Verder onderzoek wijst uit dat het ijzer in het supernatant van Fe-HumVi-mengsels bestaat uit zeer kleine Fe-hydroxide deeltjes die door het toegediende fulvozuur gestabiliseerd worden, waardoor

coagulatie en uitzakken wordt voorkomen. Circa de helft van de ijzerdeeltjes in Fe-HumVi is dusdanig klein dat deze geclassificeerd kunnen worden als nanodeeltjes. In eerste instantie werd verwacht dat het Fe-HumVi-product zou bestaan uit Fe3+-fulvozuur-complexen. Verder onderzoek (o.a. op basis van

de theoretische bindingscapaciteit van fulvozuur) wijst echter uit dat minder dan 1% van het ijzer via complexvorming gebonden is aan fulvozuur. Deze bevinding betekent dat de ijzerspeciatie in het Fe- HumVi-product duidelijk afwijkt van andere ijzer-humuszuurproducten die eerdere in de literatuur zijn beschreven (Pinton, 1999).

Daarna zijn testen uitgevoerd waarbij Fe-HumVi aan grond is toegevoegd om zo de stabiliteit van de Fe-HumVi-producten in grond te bepalen, t.o.v. commerciële ijzerchelaten.
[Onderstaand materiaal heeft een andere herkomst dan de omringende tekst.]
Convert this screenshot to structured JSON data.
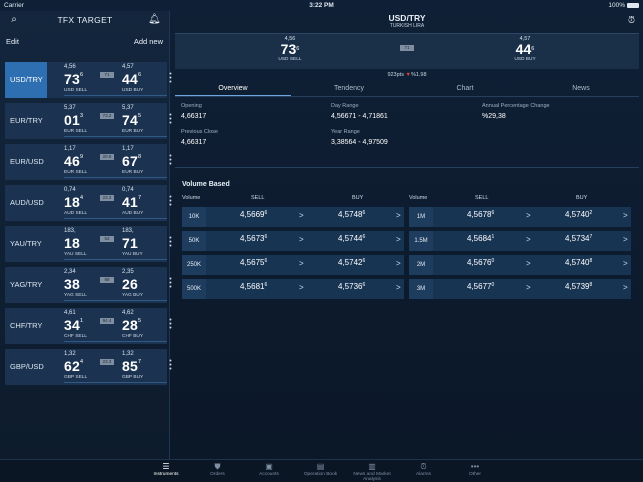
{
  "status": {
    "carrier": "Carrier",
    "time": "3:22 PM",
    "battery": "100%"
  },
  "left": {
    "title": "TFX TARGET",
    "edit": "Edit",
    "add_new": "Add new",
    "cards": [
      {
        "name": "USD/TRY",
        "sell_small": "4,56",
        "sell_big": "73",
        "sell_sup": "6",
        "spread": "71",
        "buy_small": "4,57",
        "buy_big": "44",
        "buy_sup": "6",
        "sell_lbl": "USD SELL",
        "buy_lbl": "USD BUY"
      },
      {
        "name": "EUR/TRY",
        "sell_small": "5,37",
        "sell_big": "01",
        "sell_sup": "3",
        "spread": "73.2",
        "buy_small": "5,37",
        "buy_big": "74",
        "buy_sup": "5",
        "sell_lbl": "EUR SELL",
        "buy_lbl": "EUR BUY"
      },
      {
        "name": "EUR/USD",
        "sell_small": "1,17",
        "sell_big": "46",
        "sell_sup": "9",
        "spread": "20.8",
        "buy_small": "1,17",
        "buy_big": "67",
        "buy_sup": "8",
        "sell_lbl": "EUR SELL",
        "buy_lbl": "EUR BUY"
      },
      {
        "name": "AUD/USD",
        "sell_small": "0,74",
        "sell_big": "18",
        "sell_sup": "4",
        "spread": "23.2",
        "buy_small": "0,74",
        "buy_big": "41",
        "buy_sup": "7",
        "sell_lbl": "AUD SELL",
        "buy_lbl": "AUD BUY"
      },
      {
        "name": "YAU/TRY",
        "sell_small": "183,",
        "sell_big": "18",
        "sell_sup": "",
        "spread": "53",
        "buy_small": "183,",
        "buy_big": "71",
        "buy_sup": "",
        "sell_lbl": "YAU SELL",
        "buy_lbl": "YAU BUY"
      },
      {
        "name": "YAG/TRY",
        "sell_small": "2,34",
        "sell_big": "38",
        "sell_sup": "",
        "spread": "88",
        "buy_small": "2,35",
        "buy_big": "26",
        "buy_sup": "",
        "sell_lbl": "YAG SELL",
        "buy_lbl": "YAG BUY"
      },
      {
        "name": "CHF/TRY",
        "sell_small": "4,61",
        "sell_big": "34",
        "sell_sup": "1",
        "spread": "94.4",
        "buy_small": "4,62",
        "buy_big": "28",
        "buy_sup": "5",
        "sell_lbl": "CHF SELL",
        "buy_lbl": "CHF BUY"
      },
      {
        "name": "GBP/USD",
        "sell_small": "1,32",
        "sell_big": "62",
        "sell_sup": "4",
        "spread": "23.3",
        "buy_small": "1,32",
        "buy_big": "85",
        "buy_sup": "7",
        "sell_lbl": "GBP SELL",
        "buy_lbl": "GBP BUY"
      }
    ]
  },
  "right": {
    "pair": "USD/TRY",
    "subtitle": "TURKISH LIRA",
    "quote": {
      "sell_small": "4,56",
      "sell_big": "73",
      "sell_sup": "6",
      "spread": "71",
      "buy_small": "4,57",
      "buy_big": "44",
      "buy_sup": "6",
      "sell_lbl": "USD SELL",
      "buy_lbl": "USD BUY"
    },
    "pts": "923pts",
    "pct": "%1.98",
    "tabs": [
      "Overview",
      "Tendency",
      "Chart",
      "News"
    ],
    "info": {
      "opening_label": "Opening",
      "opening": "4,66317",
      "day_range_label": "Day Range",
      "day_range": "4,56671 - 4,71861",
      "annual_label": "Annual Percentage Change",
      "annual": "%29,38",
      "prev_close_label": "Previous Close",
      "prev_close": "4,66317",
      "year_range_label": "Year Range",
      "year_range": "3,38564 - 4,97509"
    },
    "volume_title": "Volume Based",
    "col_volume": "Volume",
    "col_sell": "SELL",
    "col_buy": "BUY",
    "left_rows": [
      {
        "vol": "10K",
        "sell": "4,5669",
        "sell_sup": "6",
        "buy": "4,5748",
        "buy_sup": "6"
      },
      {
        "vol": "50K",
        "sell": "4,5673",
        "sell_sup": "6",
        "buy": "4,5744",
        "buy_sup": "6"
      },
      {
        "vol": "250K",
        "sell": "4,5675",
        "sell_sup": "6",
        "buy": "4,5742",
        "buy_sup": "6"
      },
      {
        "vol": "500K",
        "sell": "4,5681",
        "sell_sup": "6",
        "buy": "4,5736",
        "buy_sup": "6"
      }
    ],
    "right_rows": [
      {
        "vol": "1M",
        "sell": "4,5678",
        "sell_sup": "6",
        "buy": "4,5740",
        "buy_sup": "2"
      },
      {
        "vol": "1.5M",
        "sell": "4,5684",
        "sell_sup": "1",
        "buy": "4,5734",
        "buy_sup": "7"
      },
      {
        "vol": "2M",
        "sell": "4,5676",
        "sell_sup": "0",
        "buy": "4,5740",
        "buy_sup": "8"
      },
      {
        "vol": "3M",
        "sell": "4,5677",
        "sell_sup": "0",
        "buy": "4,5739",
        "buy_sup": "8"
      }
    ]
  },
  "bottom": [
    "Instruments",
    "Orders",
    "Accounts",
    "Operation Book",
    "News and Market Analysis",
    "Alarms",
    "Other"
  ]
}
Hiermee wordt getest of Fe-HumVi, evenals ijzerchelaten, in staat is om de ijzerconcentratie in het bodemvocht gedurende een aantal weken te verhogen. Om analyse van de waterfase in de grond mogelijk te maken, is er water toegevoegd aan de grond zodat een suspensie (grond/water; 1:10, test 1) of een slurry (grond/water 1:2, test 2) ontstaat. Uit deze testen blijkt dat Fe-HumVi in staat is om de ijzerconcentratie in

bodemvocht sterk te verhogen, maar dit effect treedt niet bij alle grondsoorten op. In een aantal gronden wordt na 14 dagen nog 50 tot 80% van het gedoseerde ijzer in de waterfase teruggevonden, in andere gronden is dit minder dan 5%. De verschillen in stabiliteit van Fe-HumVi tussen

verschillende gronden kunnen nog niet verklaard worden op basis van bodemeigenschappen. Onder dezelfde condities blijft het ijzerchelaat Fe-DPTA voor 50-100% stabiel (minder stabiel bij hogere pH) en Fe-HBED voor 90-100%. Bij deze testen moet worden opgemerkt dat er extra water aan de grond is toegevoegd om analyse van de waterfase mogelijk te maken. Hierdoor wijkt het vochtgehalte af van het vochtgehalte van bodems in het veld, waardoor de resultaten niet een-op-een te vertalen zijn naar veldcondities.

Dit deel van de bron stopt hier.